The n_dist2targ() function gives the distance of each point in \(x\) to a specified numerical target. This is different from the previous n_dist2ref() in that the target is specified as a fixed value, rather than the index of a point in \(x\). Additionally, this function allows for adjustment by the direction of the indicator. For positive-direction indicators:

\[ x' = \frac{x - x_{min}}{x_{targ} - x_{min}} \]

else for negative direction indicators:

\[ x' = \frac{x_{max} - x}{x_{max} - x_{targ}} \]

The function also features the possibility to cap values that exceed the target, as n_dist2ref(). To see how this looks for a positive indicator (with cap):

xdash <- n_dist2targ(x, targ = 0.75, direction = 1, cap_max = TRUE)
nplot(x, xdash, "Distance to 0.75 target (positive direction: with cap)")

Similarly, with a negative direction and low target:

xdash <- n_dist2targ(x, targ = 0.2, direction = -1, cap_max = TRUE)
nplot(x, xdash, "Distance to 0.2 target (negative direction: with cap)")

As explained in Goalposts, targets and iMeta specification, when applying this function to a coin you can specify the targets in the iMeta data frame.

Goalposts

The goalposts function n_goalposts() normalises as the fraction of the distance of each value of \(x\) from the lower “goalpost” to the upper one (these values are specified as function inputs). The direction of the function can be specified to measure positive or negative progress. Goalpost normalisation (sometimes known as “distance to frontier”) is often used when there is a logical lower and upper bound to the indicator.

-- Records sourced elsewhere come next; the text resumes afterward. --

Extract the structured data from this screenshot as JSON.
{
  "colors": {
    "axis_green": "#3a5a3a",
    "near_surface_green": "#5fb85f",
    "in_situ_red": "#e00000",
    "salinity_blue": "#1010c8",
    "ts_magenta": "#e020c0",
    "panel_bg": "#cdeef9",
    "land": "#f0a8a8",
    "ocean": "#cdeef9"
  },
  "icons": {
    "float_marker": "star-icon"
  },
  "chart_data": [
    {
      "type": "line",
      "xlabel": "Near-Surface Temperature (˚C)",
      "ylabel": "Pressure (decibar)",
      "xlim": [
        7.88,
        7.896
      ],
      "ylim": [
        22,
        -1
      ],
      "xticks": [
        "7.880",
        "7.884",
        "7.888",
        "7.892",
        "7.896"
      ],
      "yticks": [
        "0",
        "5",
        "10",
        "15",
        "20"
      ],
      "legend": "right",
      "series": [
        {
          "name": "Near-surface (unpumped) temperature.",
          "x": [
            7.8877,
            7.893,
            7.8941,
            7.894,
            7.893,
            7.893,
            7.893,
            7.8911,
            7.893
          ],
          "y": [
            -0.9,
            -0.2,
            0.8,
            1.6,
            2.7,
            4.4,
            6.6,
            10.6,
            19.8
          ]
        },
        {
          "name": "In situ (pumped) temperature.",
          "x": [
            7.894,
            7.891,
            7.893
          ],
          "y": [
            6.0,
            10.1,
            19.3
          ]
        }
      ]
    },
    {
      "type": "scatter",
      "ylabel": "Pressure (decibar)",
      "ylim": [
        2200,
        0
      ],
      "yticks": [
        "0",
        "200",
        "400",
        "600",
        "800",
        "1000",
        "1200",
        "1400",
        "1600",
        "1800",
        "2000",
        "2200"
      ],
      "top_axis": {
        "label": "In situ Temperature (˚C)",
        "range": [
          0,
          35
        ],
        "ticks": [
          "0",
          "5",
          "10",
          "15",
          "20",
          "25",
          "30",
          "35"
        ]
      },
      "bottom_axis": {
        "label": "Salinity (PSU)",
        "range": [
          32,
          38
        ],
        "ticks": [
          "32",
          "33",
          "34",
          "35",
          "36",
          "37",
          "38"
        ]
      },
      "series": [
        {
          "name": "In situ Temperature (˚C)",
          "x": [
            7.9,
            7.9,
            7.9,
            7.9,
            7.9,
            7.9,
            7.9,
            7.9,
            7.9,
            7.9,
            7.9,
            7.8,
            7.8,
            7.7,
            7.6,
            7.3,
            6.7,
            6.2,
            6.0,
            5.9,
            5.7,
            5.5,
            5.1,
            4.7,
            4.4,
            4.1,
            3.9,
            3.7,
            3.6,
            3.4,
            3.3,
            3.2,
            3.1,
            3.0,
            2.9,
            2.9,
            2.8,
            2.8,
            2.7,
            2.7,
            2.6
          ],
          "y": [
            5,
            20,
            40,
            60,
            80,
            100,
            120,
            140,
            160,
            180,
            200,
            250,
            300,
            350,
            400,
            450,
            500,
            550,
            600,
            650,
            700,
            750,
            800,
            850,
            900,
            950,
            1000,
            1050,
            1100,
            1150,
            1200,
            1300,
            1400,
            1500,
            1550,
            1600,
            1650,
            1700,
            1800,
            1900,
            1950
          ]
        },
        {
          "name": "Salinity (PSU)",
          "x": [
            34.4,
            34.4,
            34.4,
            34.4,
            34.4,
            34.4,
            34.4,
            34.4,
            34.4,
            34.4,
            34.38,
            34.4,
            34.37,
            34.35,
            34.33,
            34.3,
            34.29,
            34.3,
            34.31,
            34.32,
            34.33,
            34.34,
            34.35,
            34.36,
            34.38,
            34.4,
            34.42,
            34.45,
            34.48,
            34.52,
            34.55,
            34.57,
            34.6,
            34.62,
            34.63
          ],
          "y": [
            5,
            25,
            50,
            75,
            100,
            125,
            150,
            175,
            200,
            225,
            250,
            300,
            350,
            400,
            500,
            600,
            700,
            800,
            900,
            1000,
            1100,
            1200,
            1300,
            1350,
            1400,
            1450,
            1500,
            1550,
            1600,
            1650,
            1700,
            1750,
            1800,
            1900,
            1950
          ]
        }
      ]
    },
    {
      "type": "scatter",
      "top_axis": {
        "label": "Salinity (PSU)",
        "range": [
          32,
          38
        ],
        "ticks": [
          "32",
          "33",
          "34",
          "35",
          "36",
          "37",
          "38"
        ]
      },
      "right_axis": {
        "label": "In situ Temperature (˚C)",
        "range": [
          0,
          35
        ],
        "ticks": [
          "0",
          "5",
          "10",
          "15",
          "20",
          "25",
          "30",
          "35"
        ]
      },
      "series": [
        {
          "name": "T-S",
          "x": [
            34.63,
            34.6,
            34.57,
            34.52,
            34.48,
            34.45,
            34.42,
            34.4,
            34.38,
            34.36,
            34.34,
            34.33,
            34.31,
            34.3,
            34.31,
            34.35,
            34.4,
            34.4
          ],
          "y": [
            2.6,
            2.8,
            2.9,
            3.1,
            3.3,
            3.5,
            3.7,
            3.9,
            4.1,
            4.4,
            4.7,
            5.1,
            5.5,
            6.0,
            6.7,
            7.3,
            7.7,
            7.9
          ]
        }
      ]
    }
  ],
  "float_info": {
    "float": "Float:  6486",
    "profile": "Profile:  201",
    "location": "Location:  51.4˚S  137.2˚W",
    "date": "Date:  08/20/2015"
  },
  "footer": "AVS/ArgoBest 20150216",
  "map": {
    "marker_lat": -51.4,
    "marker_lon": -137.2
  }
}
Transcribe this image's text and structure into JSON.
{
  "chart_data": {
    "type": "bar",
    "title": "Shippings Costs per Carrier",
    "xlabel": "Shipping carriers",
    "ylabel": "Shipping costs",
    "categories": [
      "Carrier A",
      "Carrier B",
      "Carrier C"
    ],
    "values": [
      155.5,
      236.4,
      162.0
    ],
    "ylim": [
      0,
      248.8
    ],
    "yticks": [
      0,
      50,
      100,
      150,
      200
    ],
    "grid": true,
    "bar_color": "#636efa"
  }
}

For a positive indicator with goalposts \(GP_{low}\) and \(GP_{high}\):

\[ x' = \frac{x - GP_{low}}{GP_{high} - GP_{low}} \]

and for a negative directionality indicator:

\[ x' = \frac{x - GP_{high}}{GP_{low} - GP_{high}} \]

To see how this looks:

xdash <- n_goalposts(x, gposts = c(0.2, 0.75, 1), direction = 1)
nplot(x, xdash, "Goalposts with positive indicator")

This is effectively a distance to target, but with upper and lower “targets”. The effect is analogous if the directionality is reversed:

xdash <- n_goalposts(x, gposts = c(0.2, 0.75, 1), direction = -1)
nplot(x, xdash, "Goalposts with negative indicator")

This normalisation function is also supported such that goalposts can be directly entered in iMeta. See Goalposts, targets and iMeta specification.